All terms used in this Security that are defined in the Indenture shall have the meanings assigned to them in the Indenture.
The Securities of this series shall be redeemable at the election of the Company in accordance with the terms of the Indenture. In particular, this Security is redeemable:
(a) in whole at any time or in part from time to time on or after August 15, 2023, at a redemption price equal to 100% of the principal amount of the Securities being redeemed plus accrued and unpaid interest to but excluding the Redemption Date;provided that if the Securities of this series are not redeemed in whole, at least $25 million aggregate principal amount of the Outstanding Securities of this series remain outstanding after giving effect to such redemption;
(b) in whole, but not in part, at any time prior to August 15, 2023, within 90 days after the occurrence of a Tax Event or a Regulatory Capital Event, at a redemption price equal to 100% of the principal amount of the Securities being redeemed plus accrued and unpaid interest to but excluding the Redemption Date; or
(c) in whole, but not in part, at any time prior to August 15, 2023, within 90 days after the occurrence of a Rating Agency Event, at a redemption price equal to 102% of the principal amount of the Securities being redeemed plus accrued and unpaid interest to but excluding the Redemption Date.
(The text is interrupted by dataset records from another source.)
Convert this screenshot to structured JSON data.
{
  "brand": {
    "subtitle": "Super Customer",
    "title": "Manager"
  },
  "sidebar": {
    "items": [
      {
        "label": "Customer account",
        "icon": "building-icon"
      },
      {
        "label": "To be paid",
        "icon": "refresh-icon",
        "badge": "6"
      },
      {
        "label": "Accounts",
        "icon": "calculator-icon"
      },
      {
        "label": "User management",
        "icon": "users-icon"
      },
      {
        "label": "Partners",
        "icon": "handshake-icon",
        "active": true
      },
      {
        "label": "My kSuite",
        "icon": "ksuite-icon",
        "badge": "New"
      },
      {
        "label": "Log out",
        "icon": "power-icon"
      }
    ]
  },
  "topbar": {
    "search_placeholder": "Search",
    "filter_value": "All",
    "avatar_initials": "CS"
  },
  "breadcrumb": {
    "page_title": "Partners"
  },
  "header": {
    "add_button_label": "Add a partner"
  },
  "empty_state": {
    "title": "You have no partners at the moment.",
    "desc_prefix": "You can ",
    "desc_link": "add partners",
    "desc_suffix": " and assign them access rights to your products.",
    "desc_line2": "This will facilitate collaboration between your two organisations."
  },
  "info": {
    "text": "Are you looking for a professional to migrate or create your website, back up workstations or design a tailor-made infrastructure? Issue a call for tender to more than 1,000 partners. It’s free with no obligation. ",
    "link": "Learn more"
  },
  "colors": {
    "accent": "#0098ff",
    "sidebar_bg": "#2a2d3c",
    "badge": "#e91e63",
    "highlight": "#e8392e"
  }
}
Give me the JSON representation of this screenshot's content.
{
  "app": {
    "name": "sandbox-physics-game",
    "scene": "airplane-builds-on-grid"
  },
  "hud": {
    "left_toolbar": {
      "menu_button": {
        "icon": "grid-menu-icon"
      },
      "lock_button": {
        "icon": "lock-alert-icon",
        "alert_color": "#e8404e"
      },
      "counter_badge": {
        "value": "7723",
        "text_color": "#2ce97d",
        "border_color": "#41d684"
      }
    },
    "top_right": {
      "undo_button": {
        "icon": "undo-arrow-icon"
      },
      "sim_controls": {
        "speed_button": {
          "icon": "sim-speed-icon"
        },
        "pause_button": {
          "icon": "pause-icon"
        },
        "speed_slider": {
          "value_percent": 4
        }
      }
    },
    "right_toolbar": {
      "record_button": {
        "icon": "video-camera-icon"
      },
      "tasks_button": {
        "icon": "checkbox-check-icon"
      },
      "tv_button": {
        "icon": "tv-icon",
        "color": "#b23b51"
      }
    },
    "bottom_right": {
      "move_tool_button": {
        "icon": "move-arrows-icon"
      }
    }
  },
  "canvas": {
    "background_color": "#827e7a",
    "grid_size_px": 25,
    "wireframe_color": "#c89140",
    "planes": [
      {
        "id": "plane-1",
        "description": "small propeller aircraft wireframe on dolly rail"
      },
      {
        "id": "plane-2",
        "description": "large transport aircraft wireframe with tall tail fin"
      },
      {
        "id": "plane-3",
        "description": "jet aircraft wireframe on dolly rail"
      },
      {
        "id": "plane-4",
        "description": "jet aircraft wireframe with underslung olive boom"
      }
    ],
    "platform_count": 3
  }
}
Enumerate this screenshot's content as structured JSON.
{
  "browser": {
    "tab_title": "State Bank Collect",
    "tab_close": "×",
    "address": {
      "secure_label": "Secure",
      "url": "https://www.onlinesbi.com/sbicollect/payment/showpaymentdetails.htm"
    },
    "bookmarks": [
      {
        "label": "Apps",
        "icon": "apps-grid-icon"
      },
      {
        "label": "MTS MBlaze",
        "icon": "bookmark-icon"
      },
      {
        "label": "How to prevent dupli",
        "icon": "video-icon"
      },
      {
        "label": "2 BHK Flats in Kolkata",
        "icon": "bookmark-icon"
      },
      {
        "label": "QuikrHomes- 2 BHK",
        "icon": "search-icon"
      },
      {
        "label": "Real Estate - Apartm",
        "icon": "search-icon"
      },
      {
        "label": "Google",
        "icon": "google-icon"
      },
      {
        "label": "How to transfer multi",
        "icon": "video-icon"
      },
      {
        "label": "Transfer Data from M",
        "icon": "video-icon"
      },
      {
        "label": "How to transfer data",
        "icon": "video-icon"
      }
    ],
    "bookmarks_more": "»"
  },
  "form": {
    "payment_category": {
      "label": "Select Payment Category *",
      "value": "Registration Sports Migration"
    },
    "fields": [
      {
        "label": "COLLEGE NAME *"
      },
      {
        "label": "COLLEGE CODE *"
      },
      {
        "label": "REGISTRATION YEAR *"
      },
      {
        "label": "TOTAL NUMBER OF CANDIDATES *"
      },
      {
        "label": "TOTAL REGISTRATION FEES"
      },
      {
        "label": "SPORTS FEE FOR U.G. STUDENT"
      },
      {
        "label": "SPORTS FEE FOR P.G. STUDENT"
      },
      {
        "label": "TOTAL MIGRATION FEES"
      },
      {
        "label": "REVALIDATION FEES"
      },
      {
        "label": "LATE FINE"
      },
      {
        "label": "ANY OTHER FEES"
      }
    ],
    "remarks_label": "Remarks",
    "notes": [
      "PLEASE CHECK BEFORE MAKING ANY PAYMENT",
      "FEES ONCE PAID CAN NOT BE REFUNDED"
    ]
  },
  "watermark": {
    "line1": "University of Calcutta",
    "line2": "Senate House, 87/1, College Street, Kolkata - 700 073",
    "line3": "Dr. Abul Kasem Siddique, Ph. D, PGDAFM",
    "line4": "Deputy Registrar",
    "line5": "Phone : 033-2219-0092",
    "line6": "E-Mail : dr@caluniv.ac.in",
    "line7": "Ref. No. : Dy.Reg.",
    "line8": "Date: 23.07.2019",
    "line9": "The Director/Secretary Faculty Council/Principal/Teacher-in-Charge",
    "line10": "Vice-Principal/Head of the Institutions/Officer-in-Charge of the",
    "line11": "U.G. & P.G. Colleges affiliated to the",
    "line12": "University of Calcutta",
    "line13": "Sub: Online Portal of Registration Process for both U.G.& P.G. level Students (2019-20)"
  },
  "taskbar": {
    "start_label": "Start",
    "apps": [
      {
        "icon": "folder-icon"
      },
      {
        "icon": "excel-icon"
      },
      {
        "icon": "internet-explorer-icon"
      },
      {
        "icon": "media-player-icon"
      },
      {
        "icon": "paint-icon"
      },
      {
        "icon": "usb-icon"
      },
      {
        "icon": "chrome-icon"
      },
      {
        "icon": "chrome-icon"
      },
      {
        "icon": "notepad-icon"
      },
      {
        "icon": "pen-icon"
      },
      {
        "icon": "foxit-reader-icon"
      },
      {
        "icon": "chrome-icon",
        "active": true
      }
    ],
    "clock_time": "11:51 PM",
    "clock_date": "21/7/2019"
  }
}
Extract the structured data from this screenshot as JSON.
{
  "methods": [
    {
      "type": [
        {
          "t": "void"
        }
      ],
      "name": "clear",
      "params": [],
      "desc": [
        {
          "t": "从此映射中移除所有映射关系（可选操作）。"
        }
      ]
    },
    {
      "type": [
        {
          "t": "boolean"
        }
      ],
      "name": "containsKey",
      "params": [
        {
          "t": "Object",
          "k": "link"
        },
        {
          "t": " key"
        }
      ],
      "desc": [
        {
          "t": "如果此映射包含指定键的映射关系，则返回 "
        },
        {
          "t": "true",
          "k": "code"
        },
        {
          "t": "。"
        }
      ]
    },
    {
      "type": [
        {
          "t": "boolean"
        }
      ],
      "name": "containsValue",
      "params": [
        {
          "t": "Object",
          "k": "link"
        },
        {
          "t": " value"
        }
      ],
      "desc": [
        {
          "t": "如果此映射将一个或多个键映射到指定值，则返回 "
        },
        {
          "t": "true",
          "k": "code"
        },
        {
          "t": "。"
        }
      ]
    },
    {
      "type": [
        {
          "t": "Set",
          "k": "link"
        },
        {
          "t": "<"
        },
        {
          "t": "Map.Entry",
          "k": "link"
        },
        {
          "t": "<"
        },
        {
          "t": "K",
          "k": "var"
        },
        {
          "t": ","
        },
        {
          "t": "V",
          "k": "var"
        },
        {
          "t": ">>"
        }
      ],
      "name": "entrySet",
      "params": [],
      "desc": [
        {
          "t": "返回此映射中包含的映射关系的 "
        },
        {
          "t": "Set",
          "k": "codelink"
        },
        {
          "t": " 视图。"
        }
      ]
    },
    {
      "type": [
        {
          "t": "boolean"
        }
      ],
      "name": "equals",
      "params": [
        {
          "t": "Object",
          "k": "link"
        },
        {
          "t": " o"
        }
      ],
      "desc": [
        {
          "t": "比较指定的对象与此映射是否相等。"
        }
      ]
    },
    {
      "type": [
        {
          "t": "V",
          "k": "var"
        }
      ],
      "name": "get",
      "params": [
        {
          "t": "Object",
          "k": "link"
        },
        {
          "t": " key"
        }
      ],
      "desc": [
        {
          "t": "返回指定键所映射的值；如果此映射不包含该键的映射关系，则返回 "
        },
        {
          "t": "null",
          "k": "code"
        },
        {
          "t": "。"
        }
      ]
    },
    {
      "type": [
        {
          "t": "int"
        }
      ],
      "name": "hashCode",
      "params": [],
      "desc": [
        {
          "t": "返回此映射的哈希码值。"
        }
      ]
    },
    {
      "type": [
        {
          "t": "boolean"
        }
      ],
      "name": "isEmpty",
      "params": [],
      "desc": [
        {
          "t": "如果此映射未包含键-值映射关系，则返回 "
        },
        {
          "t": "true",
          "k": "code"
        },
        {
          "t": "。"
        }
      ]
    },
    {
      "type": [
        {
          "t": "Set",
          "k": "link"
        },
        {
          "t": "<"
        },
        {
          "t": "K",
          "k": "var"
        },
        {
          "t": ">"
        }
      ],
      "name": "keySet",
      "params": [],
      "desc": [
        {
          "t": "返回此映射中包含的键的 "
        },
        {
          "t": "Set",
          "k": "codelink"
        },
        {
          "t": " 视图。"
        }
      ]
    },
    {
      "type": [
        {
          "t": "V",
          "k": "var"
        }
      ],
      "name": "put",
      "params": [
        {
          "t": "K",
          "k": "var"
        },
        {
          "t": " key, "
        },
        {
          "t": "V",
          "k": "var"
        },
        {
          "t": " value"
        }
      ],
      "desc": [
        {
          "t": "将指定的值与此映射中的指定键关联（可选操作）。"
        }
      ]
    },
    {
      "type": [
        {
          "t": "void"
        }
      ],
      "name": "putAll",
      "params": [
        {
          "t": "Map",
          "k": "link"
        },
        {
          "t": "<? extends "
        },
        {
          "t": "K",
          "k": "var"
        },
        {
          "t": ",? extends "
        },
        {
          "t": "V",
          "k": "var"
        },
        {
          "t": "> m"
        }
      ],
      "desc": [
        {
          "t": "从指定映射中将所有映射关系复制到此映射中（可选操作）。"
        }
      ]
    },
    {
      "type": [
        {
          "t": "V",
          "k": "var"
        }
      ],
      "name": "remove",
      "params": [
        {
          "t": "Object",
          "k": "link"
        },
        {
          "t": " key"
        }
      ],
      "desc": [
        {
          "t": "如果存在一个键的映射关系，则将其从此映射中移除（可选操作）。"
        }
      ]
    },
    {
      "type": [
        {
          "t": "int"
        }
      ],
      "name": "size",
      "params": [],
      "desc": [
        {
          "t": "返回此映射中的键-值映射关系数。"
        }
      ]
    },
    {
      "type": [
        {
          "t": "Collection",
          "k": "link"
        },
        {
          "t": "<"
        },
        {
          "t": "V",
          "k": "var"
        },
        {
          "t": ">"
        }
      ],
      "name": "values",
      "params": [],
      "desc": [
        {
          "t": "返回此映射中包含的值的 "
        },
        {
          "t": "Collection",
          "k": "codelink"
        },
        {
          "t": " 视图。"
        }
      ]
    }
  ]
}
Notwithstanding the foregoing, the Company may not redeem the Securities of this series unless all accrued and unpaid interest, including deferred interest (and compounded interest), has been paid in full on all Outstanding Securities of this series for all Interest Periods ending on or before the Redemption Date.
In the event of a redemption of this Security in part only, a new Security or Securities of this Series and of a like tenor for the unredeemed portion hereof will be issued in the name of the Holder hereof upon the cancellation hereof.